Je poursuis mes tutoriels, autre étape importante dans la réalisation d’une illustration, le manger. Direction la Corée ;)
Chaque année en Corée, les familles se réunissent pour préparer le kimchi de l’hiver. Le kimchi est un plat traditionnel coréen composé de piments et de légumes fermentés. Au départ, «Kimchi» a peut-être signifié «légume macéré/submergé» (plus d’infos sur le kimchi par ici). Il en existe de toutes sortes mais le plus répandu est celui à base de chou. Ceux que l’on nomme «choux chinois» (Baechu). On trouve du kimchi à tous les repas, comme accompagnement. Un classique.

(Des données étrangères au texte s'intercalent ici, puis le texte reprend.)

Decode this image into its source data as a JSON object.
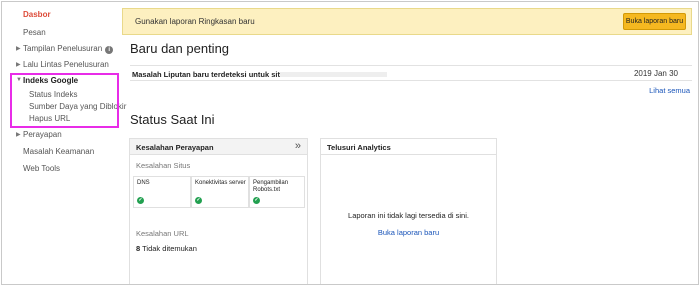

On prépare le kimchi avant l’hiver pour plusieurs raisons. Tout d’abord parce que c’est une tradition ancestrale et aussi pour des raisons purement financières et «techniques». Le choux se conserve mal et gèle l’hiver. Il y a souvent pénurie et son prix peut alors doubler voire tripler courant janvier, février. En préparant le kimchi à l’avance on s’assure un hiver tranquille. Ce weekend nous nous sommes donc retrouvés en famille pour préparer le kimchi familial. Et ça occupe ! On compte environ un chou pour une semaine. Chaque chou sera découpé en quatre morceaux. Nous avons préparé une vingtaine de choux qui seront répartis entre les différents groupes de la famille. Ce qui permettra de tenir tout l’hiver. Bien entendu pendant les mois à venir il est possible d’acheter du kimchi déjà tout prêt en magasin mais le kimchi-maison est bien meilleur. Habituellement les grandes quantités de kimchi sont conservées dans des jarres en terre qui sont enterrées dans les jardins pour garder la préparation à bonne température (de plus c’est meilleur conservé de cette manière !). Mais comme les jardins se font rares dans les villes on le conserve maintenant dans des frigos spéciaux pour le kimchi, à température idéale, pendant les longs mois d’hiver…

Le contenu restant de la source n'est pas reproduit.